Le Palazzo Rocca Contarini Corfù est une merveille de palais vénitien, idéalement situé entre le Grand Canal et celui de San Trovaso. Dans son extérieur et son intérieur se distinguent admirablement marbres, jardins, fresques de plafonds et escalier monumental. L’idée que Jim Dine expose, lors de la Biennale de Venise, ses œuvres récentes dans un tel site peut sembler étrange. Né dans l’Ohio en 1935, Dine est célèbre pour ses compositions vibrantes de couleurs où, dès les années 1960, il incorpore des objets – la plupart souvent des outils, la figure de Pinocchio, des cœurs ou des visages vus de face, traités avec de larges gestes.
L’atmosphère s’installe dès le jardin avec de grands vases en bronze garnis de marteaux, de tenailles et de lames. Le titre de l’exposition, « Dog on the Forge », est inscrit en lettres de bronze sur le manche tordu d’un marteau de charpentier de plus de quatre mètres de long, également en bronze. On ne peut s’empêcher de se demander comment Dine et ses œuvres s’adaptent à cet endroit a priori incompatible.
« C’est un défi », répond l’artiste. « Lorsque mes peintures sont arrivées de mon atelier, elles semblaient complètement différentes : comme si elles étaient faites pour le palais. J’ai été très surpris. » C’est une surprise partagée par le visiteur. Au rez-de-chaussée, où les plafonds sont relativement bas et les murs dénudés, de petites peintures de visages semblent parfaitement à l’aise ; de même pour les très grandes dans la galerie noble, à l’étage, où elles se marient bien avec les éléments décoratifs et les fresques allégoriques.

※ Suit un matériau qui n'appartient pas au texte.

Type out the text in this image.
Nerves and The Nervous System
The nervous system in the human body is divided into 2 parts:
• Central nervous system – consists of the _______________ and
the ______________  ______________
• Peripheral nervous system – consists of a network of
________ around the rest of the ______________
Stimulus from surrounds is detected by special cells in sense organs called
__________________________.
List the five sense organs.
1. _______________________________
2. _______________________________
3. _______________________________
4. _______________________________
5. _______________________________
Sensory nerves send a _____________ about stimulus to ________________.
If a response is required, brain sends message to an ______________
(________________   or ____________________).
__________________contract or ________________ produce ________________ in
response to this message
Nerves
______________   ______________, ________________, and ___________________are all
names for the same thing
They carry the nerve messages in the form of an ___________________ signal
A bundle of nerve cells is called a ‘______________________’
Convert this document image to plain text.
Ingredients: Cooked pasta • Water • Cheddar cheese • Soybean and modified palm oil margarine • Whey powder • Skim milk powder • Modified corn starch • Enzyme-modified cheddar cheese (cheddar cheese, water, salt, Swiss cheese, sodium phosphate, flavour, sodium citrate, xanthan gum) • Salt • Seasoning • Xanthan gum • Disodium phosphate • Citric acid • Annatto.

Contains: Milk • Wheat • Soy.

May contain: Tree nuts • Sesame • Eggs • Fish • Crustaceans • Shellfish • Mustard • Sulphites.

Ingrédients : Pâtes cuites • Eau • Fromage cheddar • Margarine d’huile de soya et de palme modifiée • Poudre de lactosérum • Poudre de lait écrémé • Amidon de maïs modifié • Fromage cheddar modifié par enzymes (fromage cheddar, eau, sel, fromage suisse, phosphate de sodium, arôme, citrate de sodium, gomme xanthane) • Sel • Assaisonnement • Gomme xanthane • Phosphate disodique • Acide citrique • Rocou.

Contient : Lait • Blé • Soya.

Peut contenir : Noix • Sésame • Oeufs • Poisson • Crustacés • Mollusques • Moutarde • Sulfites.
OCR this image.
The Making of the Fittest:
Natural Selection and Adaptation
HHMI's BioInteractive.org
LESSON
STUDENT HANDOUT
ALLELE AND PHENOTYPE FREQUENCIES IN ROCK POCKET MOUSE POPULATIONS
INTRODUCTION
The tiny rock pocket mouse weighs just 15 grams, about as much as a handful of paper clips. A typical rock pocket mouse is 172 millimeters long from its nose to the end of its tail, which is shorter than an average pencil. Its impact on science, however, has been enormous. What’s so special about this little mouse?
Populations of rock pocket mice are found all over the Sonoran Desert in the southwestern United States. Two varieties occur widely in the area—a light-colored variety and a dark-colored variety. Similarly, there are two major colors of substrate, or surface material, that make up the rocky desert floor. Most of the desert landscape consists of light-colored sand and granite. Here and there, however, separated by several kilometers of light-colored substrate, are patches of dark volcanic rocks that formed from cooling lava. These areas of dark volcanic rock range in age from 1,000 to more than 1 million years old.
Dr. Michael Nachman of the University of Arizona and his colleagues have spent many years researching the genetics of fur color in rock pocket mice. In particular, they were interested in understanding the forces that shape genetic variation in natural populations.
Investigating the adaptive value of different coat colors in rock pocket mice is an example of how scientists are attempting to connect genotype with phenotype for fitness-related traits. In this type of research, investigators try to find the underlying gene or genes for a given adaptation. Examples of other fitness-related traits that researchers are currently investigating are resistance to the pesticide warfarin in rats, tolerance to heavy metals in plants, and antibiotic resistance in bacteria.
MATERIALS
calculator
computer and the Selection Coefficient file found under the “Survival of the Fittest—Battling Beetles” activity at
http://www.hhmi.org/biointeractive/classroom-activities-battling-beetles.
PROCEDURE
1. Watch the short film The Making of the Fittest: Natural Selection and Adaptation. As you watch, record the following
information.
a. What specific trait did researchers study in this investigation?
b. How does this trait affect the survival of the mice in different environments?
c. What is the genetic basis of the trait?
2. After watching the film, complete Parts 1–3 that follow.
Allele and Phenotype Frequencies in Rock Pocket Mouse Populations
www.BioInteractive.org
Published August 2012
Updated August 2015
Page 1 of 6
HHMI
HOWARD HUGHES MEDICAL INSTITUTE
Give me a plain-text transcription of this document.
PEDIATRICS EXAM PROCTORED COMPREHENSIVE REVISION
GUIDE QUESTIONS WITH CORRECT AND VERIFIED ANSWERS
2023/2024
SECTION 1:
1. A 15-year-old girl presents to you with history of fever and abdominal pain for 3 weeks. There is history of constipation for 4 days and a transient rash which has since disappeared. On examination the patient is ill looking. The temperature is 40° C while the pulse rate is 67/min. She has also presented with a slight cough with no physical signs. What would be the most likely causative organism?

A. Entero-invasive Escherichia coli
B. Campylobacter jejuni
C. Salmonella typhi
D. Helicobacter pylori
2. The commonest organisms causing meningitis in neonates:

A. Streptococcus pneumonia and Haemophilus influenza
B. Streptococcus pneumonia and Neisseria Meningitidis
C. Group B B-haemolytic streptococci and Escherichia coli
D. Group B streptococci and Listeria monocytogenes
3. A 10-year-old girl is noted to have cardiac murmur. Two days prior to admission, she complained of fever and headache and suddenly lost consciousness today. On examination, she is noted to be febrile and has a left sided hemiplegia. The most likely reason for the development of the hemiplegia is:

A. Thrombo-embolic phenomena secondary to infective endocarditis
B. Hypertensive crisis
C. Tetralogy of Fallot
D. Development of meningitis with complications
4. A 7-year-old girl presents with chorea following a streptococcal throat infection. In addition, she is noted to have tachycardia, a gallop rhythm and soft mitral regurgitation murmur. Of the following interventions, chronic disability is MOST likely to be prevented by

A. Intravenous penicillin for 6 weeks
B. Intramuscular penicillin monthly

Un attachement à l’art ancien.
Jim Dine veut souligner qu’il a fait plusieurs séjours à Venise et y a exposé ses œuvres à plusieurs reprises. Cependant, la primauté pour lui réside dans son lien profond avec l’art ancien. Il est souvent classé comme un artiste pop, en raison de l’utilisation d’outils dans ses peintures. Toutefois, Dine insiste sur le fait qu’il n’a aucun lien avec la culture pop. Contrairement à ses contemporains tels que Warhol, Lichtenstein et Rosenquist, qui ont puisé les éléments de leur style dans la culture bourgeoise, Dine est issu d’un milieu ouvrier. Arrivé à New York, Dine était davantage attiré par l’œuvre d’artistes tels que Matisse, Bonnard et Picasso, plutôt que par des symboles de la culture pop tels que Coca Cola. Lorsque De Kooning l’a appelé un « vrai peintre », cela l’a conforté dans son aspiration artistique.
Dine évite largement de faire référence à l’art pop dans ses propos. Il est davantage intéressé par son expérience à Rome, il y a six ans, où il a passé l’hiver et obtenu la permission d’utiliser une petite église comme studio. La présence de sculptures dans cette église l’a incité à produire des dessins des œuvres, quatre desquels sont présentés ici. Il a élaboré ces grands croquis à la fois dans l’église et dans son studio à Montrouge. Dine mentionne qu’il pourrait encore retravailler ces dessins, une logique qu’il applique également à ses peintures, dont la réalisation nécessite un temps considérable. Il poursuit inlassablement son travail sur ces dernières, poursuivant une perfection inatteignable.